Während meines Aufenthalts in der Ukraine traf ich mich mit Premierminister Denys Schmyhal, mit der stellvertretenden Premierministerin Iryna Vereschtschuk, mit Verteidigungsminister Oleksij Resnikow, mit dem Minister für Infrastruktur Oleksandr Kubrakow und mit dem Kiewer Bürgermeister Vitali Klitschko, um mit ihnen den Bedarf an humanitärer Hilfe zu erörtern. Daneben sprach ich mit den engagierten Teammitgliedern der Ukrainischen Rotkreuzgesellschaft und mit meinen Kolleginnen und Kollegen vom Internationalen Komitee vom Roten Kreuz. Ich bin unglaublich stolz auf die lebenswichtige Unterstützung, die sie für die Menschen in Not leisten.
Das IKRK ist seit acht Jahren in der Ukraine tätig und unterstützt die Menschen vor Ort, um das Leid im Donbas zu lindern, wie ich bei meiner letzten Reise nach Luhansk und Donezk erleben durfte. Diese Arbeit wird nicht eingestellt. Im Gegenteil: Wir weiten unseren Einsatz derzeit massiv aus. Erst diese Woche wurden mehr als 200 Tonnen Hilfsgüter ins Land gebracht: medizinisches Material, tausende Decken, Küchensets, Zeltplanen.

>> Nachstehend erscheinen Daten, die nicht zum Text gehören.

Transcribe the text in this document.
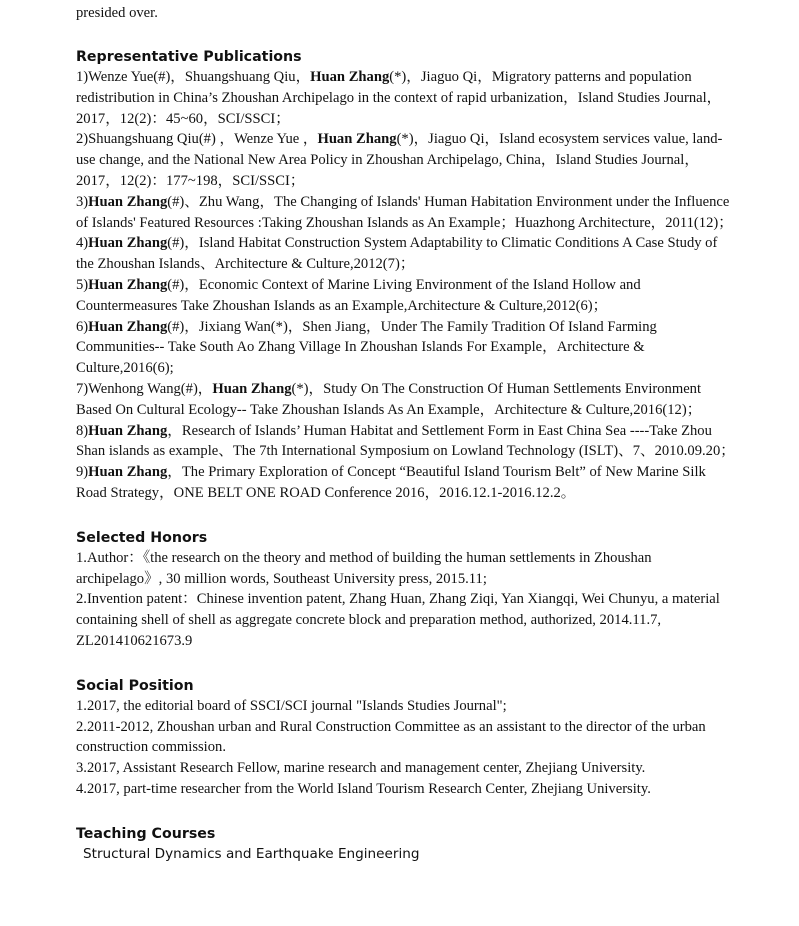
presided over.
Representative Publications

1)Wenze Yue(#)，Shuangshuang Qiu，Huan Zhang(*)，Jiaguo Qi，Migratory patterns and population redistribution in China’s Zhoushan Archipelago in the context of rapid urbanization，Island Studies Journal，2017，12(2)：45~60，SCI/SSCI；

2)Shuangshuang Qiu(#) ，Wenze Yue ，Huan Zhang(*)，Jiaguo Qi，Island ecosystem services value, land-use change, and the National New Area Policy in Zhoushan Archipelago, China，Island Studies Journal，2017，12(2)：177~198，SCI/SSCI；

3)Huan Zhang(#)、Zhu Wang，The Changing of Islands' Human Habitation Environment under the Influence of Islands' Featured Resources :Taking Zhoushan Islands as An Example；Huazhong Architecture，2011(12)；

4)Huan Zhang(#)，Island Habitat Construction System Adaptability to Climatic Conditions A Case Study of the Zhoushan Islands、Architecture & Culture,2012(7)；

5)Huan Zhang(#)，Economic Context of Marine Living Environment of the Island Hollow and Countermeasures Take Zhoushan Islands as an Example,Architecture & Culture,2012(6)；

6)Huan Zhang(#)，Jixiang Wan(*)，Shen Jiang，Under The Family Tradition Of Island Farming Communities-- Take South Ao Zhang Village In Zhoushan Islands For Example，Architecture & Culture,2016(6);

7)Wenhong Wang(#)，Huan Zhang(*)，Study On The Construction Of Human Settlements Environment Based On Cultural Ecology-- Take Zhoushan Islands As An Example，Architecture & Culture,2016(12)；

8)Huan Zhang，Research of Islands’ Human Habitat and Settlement Form in East China Sea ----Take Zhou Shan islands as example、The 7th International Symposium on Lowland Technology (ISLT)、7、2010.09.20；

9)Huan Zhang，The Primary Exploration of Concept “Beautiful Island Tourism Belt” of New Marine Silk Road Strategy，ONE BELT ONE ROAD Conference 2016，2016.12.1-2016.12.2。

Selected Honors

1.Author：《the research on the theory and method of building the human settlements in Zhoushan archipelago》, 30 million words, Southeast University press, 2015.11;

2.Invention patent：Chinese invention patent, Zhang Huan, Zhang Ziqi, Yan Xiangqi, Wei Chunyu, a material containing shell of shell as aggregate concrete block and preparation method, authorized, 2014.11.7, ZL201410621673.9

Social Position

1.2017, the editorial board of SSCI/SCI journal "Islands Studies Journal";

2.2011-2012, Zhoushan urban and Rural Construction Committee as an assistant to the director of the urban construction commission.

3.2017, Assistant Research Fellow, marine research and management center, Zhejiang University.

4.2017, part-time researcher from the World Island Tourism Research Center, Zhejiang University.

Teaching Courses

Structural Dynamics and Earthquake Engineering
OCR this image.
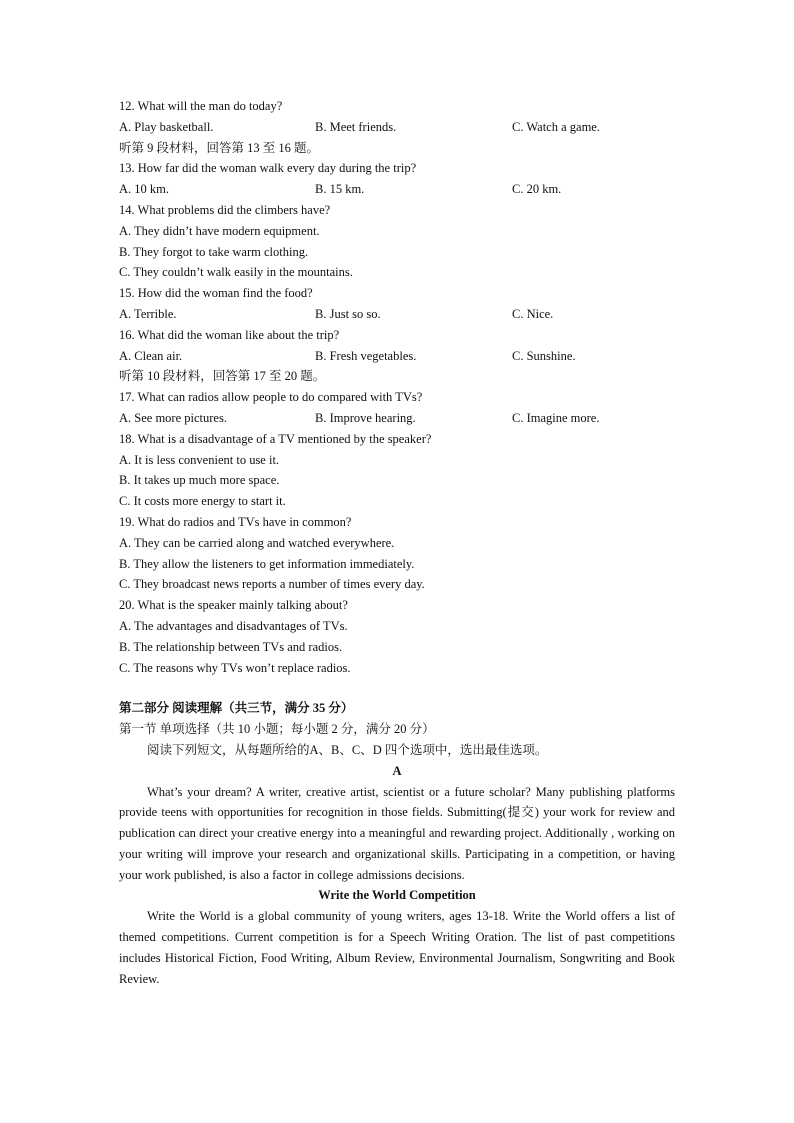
12. What will the man do today?
A. Play basketball.	B. Meet friends.	C. Watch a game.
听第 9 段材料，回答第 13 至 16 题。
13. How far did the woman walk every day during the trip?
A. 10 km.	B. 15 km.	C. 20 km.
14. What problems did the climbers have?
A. They didn’t have modern equipment.
B. They forgot to take warm clothing.
C. They couldn’t walk easily in the mountains.
15. How did the woman find the food?
A. Terrible.	B. Just so so.	C. Nice.
16. What did the woman like about the trip?
A. Clean air.	B. Fresh vegetables.	C. Sunshine.
听第 10 段材料，回答第 17 至 20 题。
17. What can radios allow people to do compared with TVs?
A. See more pictures.	B. Improve hearing.	C. Imagine more.
18. What is a disadvantage of a TV mentioned by the speaker?
A. It is less convenient to use it.
B. It takes up much more space.
C. It costs more energy to start it.
19. What do radios and TVs have in common?
A. They can be carried along and watched everywhere.
B. They allow the listeners to get information immediately.
C. They broadcast news reports a number of times every day.
20. What is the speaker mainly talking about?
A. The advantages and disadvantages of TVs.
B. The relationship between TVs and radios.
C. The reasons why TVs won’t replace radios.
第二部分 阅读理解（共三节，满分 35 分）
第一节 单项选择（共 10 小题；每小题 2 分，满分 20 分）
阅读下列短文，从每题所给的A、B、C、D 四个选项中，选出最佳选项。
A
What’s your dream? A writer, creative artist, scientist or a future scholar? Many publishing platforms provide teens with opportunities for recognition in those fields. Submitting(提交) your work for review and publication can direct your creative energy into a meaningful and rewarding project. Additionally , working on your writing will improve your research and organizational skills. Participating in a competition, or having your work published, is also a factor in college admissions decisions.
Write the World Competition
Write the World is a global community of young writers, ages 13-18. Write the World offers a list of themed competitions. Current competition is for a Speech Writing Oration. The list of past competitions includes Historical Fiction, Food Writing, Album Review, Environmental Journalism, Songwriting and Book Review.
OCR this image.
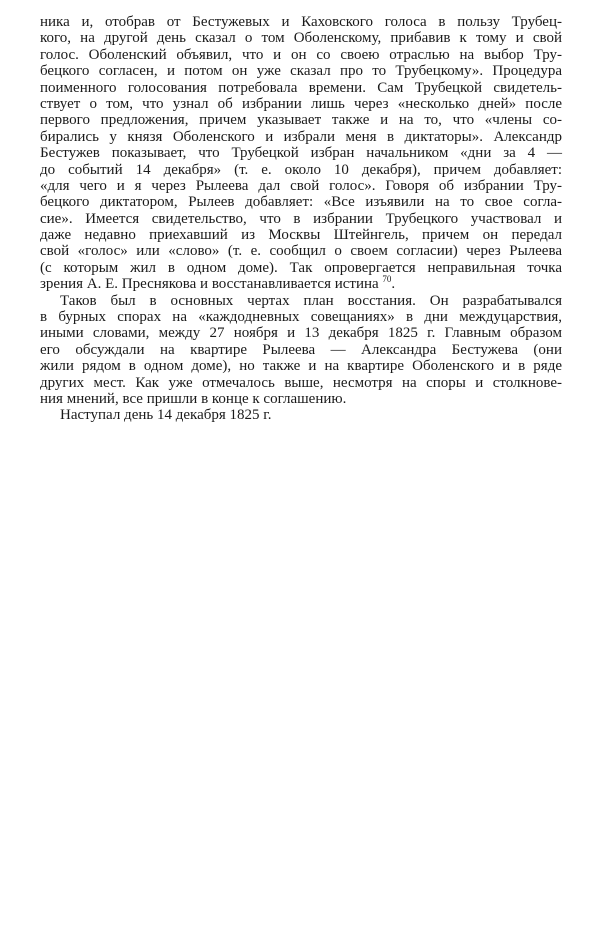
ника и, отобрав от Бестужевых и Каховского голоса в пользу Трубец-
кого, на другой день сказал о том Оболенскому, прибавив к тому и свой
голос. Оболенский объявил, что и он со своею отраслью на выбор Тру-
бецкого согласен, и потом он уже сказал про то Трубецкому». Процедура
поименного голосования потребовала времени. Сам Трубецкой свидетель-
ствует о том, что узнал об избрании лишь через «несколько дней» после
первого предложения, причем указывает также и на то, что «члены со-
бирались у князя Оболенского и избрали меня в диктаторы». Александр
Бестужев показывает, что Трубецкой избран начальником «дни за 4 —
до событий 14 декабря» (т. е. около 10 декабря), причем добавляет:
«для чего и я через Рылеева дал свой голос». Говоря об избрании Тру-
бецкого диктатором, Рылеев добавляет: «Все изъявили на то свое согла-
сие». Имеется свидетельство, что в избрании Трубецкого участвовал и
даже недавно приехавший из Москвы Штейнгель, причем он передал
свой «голос» или «слово» (т. е. сообщил о своем согласии) через Рылеева
(с которым жил в одном доме). Так опровергается неправильная точка
зрения А. Е. Преснякова и восстанавливается истина $^{70}$.
Таков был в основных чертах план восстания. Он разрабатывался
в бурных спорах на «каждодневных совещаниях» в дни междуцарствия,
иными словами, между 27 ноября и 13 декабря 1825 г. Главным образом
его обсуждали на квартире Рылеева — Александра Бестужева (они
жили рядом в одном доме), но также и на квартире Оболенского и в ряде
других мест. Как уже отмечалось выше, несмотря на споры и столкнове-
ния мнений, все пришли в конце к соглашению.
Наступал день 14 декабря 1825 г.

Wir haben Dutzende zusätzliche Mitarbeitende in die Region entsandt, darunter medizinisches Personal, Fachleute für die Kontaminierung durch Waffen, Ingenieurinnen und Ingenieure, Logistikfachpersonen und andere, die den Menschen in Not sofort beistehen und helfen können.
Die Zivilbevölkerung, die vom Konflikt in der Ukraine betroffen ist, hat grosse Angst davor, was die Zukunft bringen wird. Familien drängen sich in ungeheizten Kellern, im Wissen, dass die Front nun plötzlich durch ihr Wohngebiet verläuft. Frauen und Kinder laufen durch die Kälte auf der Suche nach einem Zufluchtsort. Die Krise, die auf acht Jahre Konflikt folgt, verschärft sich von Stunde zu Stunde.
Kiew ist heute allzu leer, aber die Bewohnerinnen und Bewohner der Stadt, die sich hier versteckt halten, verfügen grösstenteils über fliessendes Wasser, Strom und Zugang zu medizinischer Versorgung. In allzu vielen Städten jedoch sind Familien eingekesselt und haben Mühe, genügend Wasser und Nahrung zu finden, um zu überleben.
Das Leiden in Mariupol darf nicht die Zukunft der Ukraine werden.